But similarities are are indeed striking, as my friend Stewart Crowter had pointed out to me last night.
They are both men working for a party that assured them a relative degree of safety and a limited amount of well being if they toe the line. They were both set on spying and changing history on behalf of a Big Brother and both of them rebelled against him.
Some people had questioned Snowden integrity by saying that the US Government is not a Big Brother but it is democratically elected and its motives for spying are, theoretically, virtuous ones, that is protecting the lives of its own citizens. This may be true but then where to set the bar dividing the licit from the illicit? Where can we be sure that a secret organisation spying on us will not start to have its own motives, its own will, its own agenda and a new concept of virtuosity?
This book is in print also under the title “1984” and is a novel written by George Orwell which was published in England in 1949.

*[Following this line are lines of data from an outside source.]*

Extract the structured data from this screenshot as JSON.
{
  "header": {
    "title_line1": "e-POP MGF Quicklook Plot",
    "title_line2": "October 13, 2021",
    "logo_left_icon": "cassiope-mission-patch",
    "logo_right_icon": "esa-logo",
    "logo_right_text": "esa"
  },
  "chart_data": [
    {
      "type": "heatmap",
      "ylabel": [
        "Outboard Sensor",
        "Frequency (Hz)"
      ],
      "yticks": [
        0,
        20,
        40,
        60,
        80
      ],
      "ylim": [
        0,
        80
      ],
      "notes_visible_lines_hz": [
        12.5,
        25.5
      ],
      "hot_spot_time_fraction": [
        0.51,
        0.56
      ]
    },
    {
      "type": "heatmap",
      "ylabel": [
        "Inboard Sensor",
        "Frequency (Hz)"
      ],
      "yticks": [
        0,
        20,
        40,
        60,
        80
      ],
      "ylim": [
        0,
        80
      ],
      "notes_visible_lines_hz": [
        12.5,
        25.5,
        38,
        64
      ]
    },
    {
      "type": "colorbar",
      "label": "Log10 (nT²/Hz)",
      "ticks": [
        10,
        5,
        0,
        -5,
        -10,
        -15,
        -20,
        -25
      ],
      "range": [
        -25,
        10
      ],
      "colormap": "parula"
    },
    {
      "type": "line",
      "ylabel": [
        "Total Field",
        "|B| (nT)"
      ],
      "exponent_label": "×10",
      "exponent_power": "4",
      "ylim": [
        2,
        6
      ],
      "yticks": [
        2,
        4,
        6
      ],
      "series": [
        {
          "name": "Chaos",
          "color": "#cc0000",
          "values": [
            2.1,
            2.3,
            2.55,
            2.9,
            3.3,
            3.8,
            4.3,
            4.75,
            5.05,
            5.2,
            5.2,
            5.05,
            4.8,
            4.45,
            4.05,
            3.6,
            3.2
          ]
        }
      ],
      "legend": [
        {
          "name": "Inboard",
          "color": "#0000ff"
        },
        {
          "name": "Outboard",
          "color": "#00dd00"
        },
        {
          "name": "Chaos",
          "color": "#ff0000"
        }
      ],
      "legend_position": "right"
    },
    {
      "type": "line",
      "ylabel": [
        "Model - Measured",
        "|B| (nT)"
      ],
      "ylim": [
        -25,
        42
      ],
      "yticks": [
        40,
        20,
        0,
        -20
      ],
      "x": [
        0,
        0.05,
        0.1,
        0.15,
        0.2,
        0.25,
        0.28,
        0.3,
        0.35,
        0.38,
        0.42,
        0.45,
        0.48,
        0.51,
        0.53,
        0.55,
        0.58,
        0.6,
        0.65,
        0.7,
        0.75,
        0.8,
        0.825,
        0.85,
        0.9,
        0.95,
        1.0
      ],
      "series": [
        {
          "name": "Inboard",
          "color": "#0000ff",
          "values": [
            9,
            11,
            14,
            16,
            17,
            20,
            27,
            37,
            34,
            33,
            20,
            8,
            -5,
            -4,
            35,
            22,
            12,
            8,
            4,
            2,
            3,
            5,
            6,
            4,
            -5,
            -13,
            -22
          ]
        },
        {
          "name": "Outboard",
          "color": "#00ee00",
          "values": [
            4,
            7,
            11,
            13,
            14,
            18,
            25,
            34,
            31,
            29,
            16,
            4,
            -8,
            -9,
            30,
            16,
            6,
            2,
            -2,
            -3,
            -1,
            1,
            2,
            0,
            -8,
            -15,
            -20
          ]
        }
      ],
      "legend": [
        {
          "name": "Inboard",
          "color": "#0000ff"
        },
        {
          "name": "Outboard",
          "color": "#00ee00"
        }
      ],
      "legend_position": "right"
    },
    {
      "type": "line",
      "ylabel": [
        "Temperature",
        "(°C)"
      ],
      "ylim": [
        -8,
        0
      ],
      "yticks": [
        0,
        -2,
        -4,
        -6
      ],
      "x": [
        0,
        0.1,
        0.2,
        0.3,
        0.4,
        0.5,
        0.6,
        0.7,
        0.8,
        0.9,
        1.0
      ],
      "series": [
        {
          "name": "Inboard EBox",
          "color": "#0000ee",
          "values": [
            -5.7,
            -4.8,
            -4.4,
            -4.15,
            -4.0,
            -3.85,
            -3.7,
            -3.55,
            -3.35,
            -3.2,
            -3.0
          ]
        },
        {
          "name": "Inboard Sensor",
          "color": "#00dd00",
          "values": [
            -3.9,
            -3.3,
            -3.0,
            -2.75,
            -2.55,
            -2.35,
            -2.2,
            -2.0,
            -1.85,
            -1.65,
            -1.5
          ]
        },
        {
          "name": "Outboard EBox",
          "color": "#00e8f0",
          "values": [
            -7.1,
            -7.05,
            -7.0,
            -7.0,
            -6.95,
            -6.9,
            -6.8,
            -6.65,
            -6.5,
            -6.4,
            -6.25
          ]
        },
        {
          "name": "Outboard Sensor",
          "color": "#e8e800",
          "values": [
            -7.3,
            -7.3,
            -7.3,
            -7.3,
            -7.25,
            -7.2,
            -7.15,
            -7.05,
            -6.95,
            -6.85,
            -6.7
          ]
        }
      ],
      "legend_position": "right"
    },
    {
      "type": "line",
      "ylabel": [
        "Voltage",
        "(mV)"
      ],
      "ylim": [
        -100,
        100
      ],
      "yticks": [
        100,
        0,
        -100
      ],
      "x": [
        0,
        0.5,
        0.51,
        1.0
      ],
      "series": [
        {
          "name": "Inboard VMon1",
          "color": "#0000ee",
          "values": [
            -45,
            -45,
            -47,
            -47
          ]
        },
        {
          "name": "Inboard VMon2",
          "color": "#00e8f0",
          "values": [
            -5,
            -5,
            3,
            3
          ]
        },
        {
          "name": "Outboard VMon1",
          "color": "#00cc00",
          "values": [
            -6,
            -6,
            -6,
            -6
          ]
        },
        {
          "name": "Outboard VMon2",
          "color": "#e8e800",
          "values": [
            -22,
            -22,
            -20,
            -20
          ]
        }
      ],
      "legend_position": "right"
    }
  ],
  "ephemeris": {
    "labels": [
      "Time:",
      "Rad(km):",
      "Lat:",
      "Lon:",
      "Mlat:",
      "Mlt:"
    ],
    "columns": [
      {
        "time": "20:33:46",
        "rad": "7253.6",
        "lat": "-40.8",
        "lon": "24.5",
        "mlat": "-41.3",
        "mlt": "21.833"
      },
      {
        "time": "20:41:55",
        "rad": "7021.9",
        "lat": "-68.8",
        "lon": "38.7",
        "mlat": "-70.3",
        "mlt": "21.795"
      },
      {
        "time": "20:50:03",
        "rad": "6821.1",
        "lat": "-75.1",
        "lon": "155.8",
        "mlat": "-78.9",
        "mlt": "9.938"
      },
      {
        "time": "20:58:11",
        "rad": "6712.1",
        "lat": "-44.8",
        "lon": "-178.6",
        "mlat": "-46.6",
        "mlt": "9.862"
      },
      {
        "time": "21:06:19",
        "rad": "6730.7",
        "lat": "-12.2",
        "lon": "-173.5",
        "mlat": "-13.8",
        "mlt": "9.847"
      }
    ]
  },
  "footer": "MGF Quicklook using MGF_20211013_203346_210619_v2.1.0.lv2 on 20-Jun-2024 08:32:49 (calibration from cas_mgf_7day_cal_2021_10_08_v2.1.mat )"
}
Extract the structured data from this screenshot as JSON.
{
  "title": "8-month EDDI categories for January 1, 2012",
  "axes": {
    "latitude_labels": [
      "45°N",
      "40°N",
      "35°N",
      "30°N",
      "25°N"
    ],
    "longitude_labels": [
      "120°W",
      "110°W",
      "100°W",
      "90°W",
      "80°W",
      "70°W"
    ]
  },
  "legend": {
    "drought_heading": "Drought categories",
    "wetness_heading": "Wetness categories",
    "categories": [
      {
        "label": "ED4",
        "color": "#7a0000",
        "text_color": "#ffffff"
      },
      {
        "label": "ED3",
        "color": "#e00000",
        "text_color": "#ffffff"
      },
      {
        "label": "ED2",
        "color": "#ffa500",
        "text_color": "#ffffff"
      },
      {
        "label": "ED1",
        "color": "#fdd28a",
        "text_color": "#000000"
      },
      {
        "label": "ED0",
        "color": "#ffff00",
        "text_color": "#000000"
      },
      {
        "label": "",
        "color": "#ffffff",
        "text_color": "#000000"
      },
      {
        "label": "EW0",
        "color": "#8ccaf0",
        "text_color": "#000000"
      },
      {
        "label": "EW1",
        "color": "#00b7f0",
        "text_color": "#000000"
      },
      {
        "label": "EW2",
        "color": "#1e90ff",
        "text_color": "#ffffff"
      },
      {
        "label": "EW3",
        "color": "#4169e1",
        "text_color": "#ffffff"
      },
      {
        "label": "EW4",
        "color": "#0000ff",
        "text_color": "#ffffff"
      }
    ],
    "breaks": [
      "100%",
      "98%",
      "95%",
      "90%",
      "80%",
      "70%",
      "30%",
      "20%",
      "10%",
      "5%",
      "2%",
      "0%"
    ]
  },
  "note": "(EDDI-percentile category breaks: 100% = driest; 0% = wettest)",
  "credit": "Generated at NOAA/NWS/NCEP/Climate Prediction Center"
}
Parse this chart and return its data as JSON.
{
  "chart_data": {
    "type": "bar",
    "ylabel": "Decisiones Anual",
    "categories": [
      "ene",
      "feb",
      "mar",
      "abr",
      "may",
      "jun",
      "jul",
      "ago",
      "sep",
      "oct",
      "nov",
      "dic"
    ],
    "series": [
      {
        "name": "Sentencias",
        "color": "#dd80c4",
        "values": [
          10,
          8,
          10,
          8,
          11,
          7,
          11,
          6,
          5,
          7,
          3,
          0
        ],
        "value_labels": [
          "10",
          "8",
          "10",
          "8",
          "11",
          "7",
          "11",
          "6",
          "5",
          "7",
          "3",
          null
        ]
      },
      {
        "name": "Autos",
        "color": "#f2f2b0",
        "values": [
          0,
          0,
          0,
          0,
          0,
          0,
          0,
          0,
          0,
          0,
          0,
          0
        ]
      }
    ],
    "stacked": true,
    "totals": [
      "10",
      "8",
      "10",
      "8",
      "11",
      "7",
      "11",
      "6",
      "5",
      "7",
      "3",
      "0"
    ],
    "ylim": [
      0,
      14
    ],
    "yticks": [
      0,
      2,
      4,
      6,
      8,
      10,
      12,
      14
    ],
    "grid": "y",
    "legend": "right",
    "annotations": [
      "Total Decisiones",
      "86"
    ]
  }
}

This novel is set in Airstrip One (formerly known as Great Britain, a province of the superstate of Oceania) in a world perpetually at war. The protagonist of this novel is Winston Smith, a member of the outer party who is employed at Ministry of Truth. He is responsible for propaganda as well as for historical revisionism. His job duties consist of rewriting and editing old newspapers’ articles to demonstrate that the party in power had been right all the way into the past. Smith do his job with diligence but, seeing another and different truth, inevitably come to hate the party and its chief called Big Brother.
The inhabitants of Oceania cannot afford the luxury of privacy. They live in apartments equipped with two-way TV screens, they see and they can be seen. This is a scary similitude with modern computers connected with the Internet.